Besides “Destino,” Disney also produced three other short films over the past decade that would have made splendid additions to this set.  Of those three, “The Little Matchgirl” is the biggest loss.  This very moving short takes the Hans Christian Andersen story and moves it to Russia, and uses the Nocturne from Alexander Borodin’s String Quartet No. 2 as musical accompaniment.  It would have been a natural to include on this set.  However, you can find it on YouTube and iTunes.

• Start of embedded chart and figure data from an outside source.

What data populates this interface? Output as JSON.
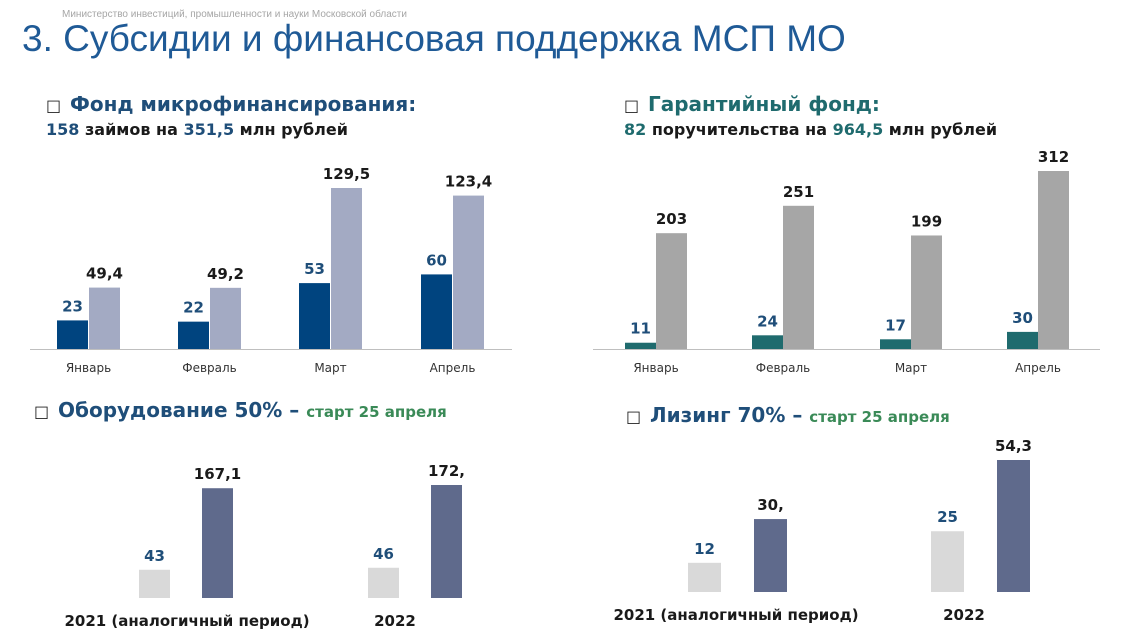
{
  "header": {
    "ministry": "Министерство инвестиций, промышленности и науки Московской области",
    "title": "3. Субсидии и финансовая поддержка МСП МО"
  },
  "colors": {
    "dark_blue": "#00447f",
    "light_blue_gray": "#a3aac3",
    "teal": "#1f6b6e",
    "gray": "#a6a6a6",
    "light_gray": "#d9d9d9",
    "slate": "#5f6a8c",
    "green": "#3a8a57"
  },
  "sections": {
    "microfinance": {
      "icon": "bullet-square-icon",
      "heading": "Фонд микрофинансирования:",
      "count": "158",
      "count_text": " займов на ",
      "amount": "351,5",
      "unit_text": " млн рублей"
    },
    "guarantee": {
      "icon": "bullet-square-icon",
      "heading": "Гарантийный фонд:",
      "count": "82",
      "count_text": " поручительства на ",
      "amount": "964,5",
      "unit_text": " млн рублей"
    },
    "equipment": {
      "icon": "bullet-square-icon",
      "heading": "Оборудование  50% –",
      "start": "старт 25 апреля"
    },
    "leasing": {
      "icon": "bullet-square-icon",
      "heading": "Лизинг 70% –",
      "start": "старт 25 апреля"
    }
  },
  "chart_data": [
    {
      "id": "microfinance",
      "type": "bar",
      "categories": [
        "Январь",
        "Февраль",
        "Март",
        "Апрель"
      ],
      "series": [
        {
          "values": [
            23,
            22,
            53,
            60
          ],
          "labels": [
            "23",
            "22",
            "53",
            "60"
          ],
          "color": "#00447f",
          "label_color": "#1f4e79"
        },
        {
          "values": [
            49.4,
            49.2,
            129.5,
            123.4
          ],
          "labels": [
            "49,4",
            "49,2",
            "129,5",
            "123,4"
          ],
          "color": "#a3aac3",
          "label_color": "#1a1a1a"
        }
      ]
    },
    {
      "id": "guarantee",
      "type": "bar",
      "categories": [
        "Январь",
        "Февраль",
        "Март",
        "Апрель"
      ],
      "series": [
        {
          "values": [
            11,
            24,
            17,
            30
          ],
          "labels": [
            "11",
            "24",
            "17",
            "30"
          ],
          "color": "#1f6b6e",
          "label_color": "#1f4e79"
        },
        {
          "values": [
            203,
            251,
            199,
            312
          ],
          "labels": [
            "203",
            "251",
            "199",
            "312"
          ],
          "color": "#a6a6a6",
          "label_color": "#1a1a1a"
        }
      ]
    },
    {
      "id": "equipment",
      "type": "bar",
      "categories": [
        "2021 (аналогичный период)",
        "2022"
      ],
      "series": [
        {
          "values": [
            43,
            46
          ],
          "labels": [
            "43",
            "46"
          ],
          "color": "#d9d9d9",
          "label_color": "#1f4e79"
        },
        {
          "values": [
            167.1,
            172
          ],
          "labels": [
            "167,1",
            "172,"
          ],
          "color": "#5f6a8c",
          "label_color": "#1a1a1a"
        }
      ]
    },
    {
      "id": "leasing",
      "type": "bar",
      "categories": [
        "2021 (аналогичный период)",
        "2022"
      ],
      "series": [
        {
          "values": [
            12,
            25
          ],
          "labels": [
            "12",
            "25"
          ],
          "color": "#d9d9d9",
          "label_color": "#1f4e79"
        },
        {
          "values": [
            30,
            54.3
          ],
          "labels": [
            "30,",
            "54,3"
          ],
          "color": "#5f6a8c",
          "label_color": "#1a1a1a"
        }
      ]
    }
  ]
}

Finally, fans of “Fantasia” may already be like me, and have the “Fantasia” Anthology box set on their library shelves, ready to make an upgrade to Blu-ray.  The “Fantasia Anthology” came with a bonus disc that was chock full of background information about both “Fantasia” and “Fantasia 2000,” including test footage, art galleries, trailers, storyboard sequences, deleted scenes, and interviews with animators, not to mention comprehensive “making-of” documentaries about each film.  But instead of including these features on the 50 GB Blu-ray discs, Disney has relegated the legacy content to an Internet-only feature, accessible only with your Blu-ray player.  Not only does that lead to slow load times for the content, but the presentation of the material is framed by a ridiculous pop-up window on your TV screen.  For easy access to that content, I’m afraid I have to recommend holding on to your old DVD box set.  *Sigh*, another spot on my shelf that must remain occupied.

In closing, for Blu-ray owners, this set is a must.  Splendid looking presentations of both films make the choice to upgrade an easy one.  But for those that have not yet made the upgrade to Blu-ray, I’d think twice about buying the DVD-only edition of “Fantasia” and “Fantasia 2000.”  Or, maybe think about asking Santa for a Blu-ray player.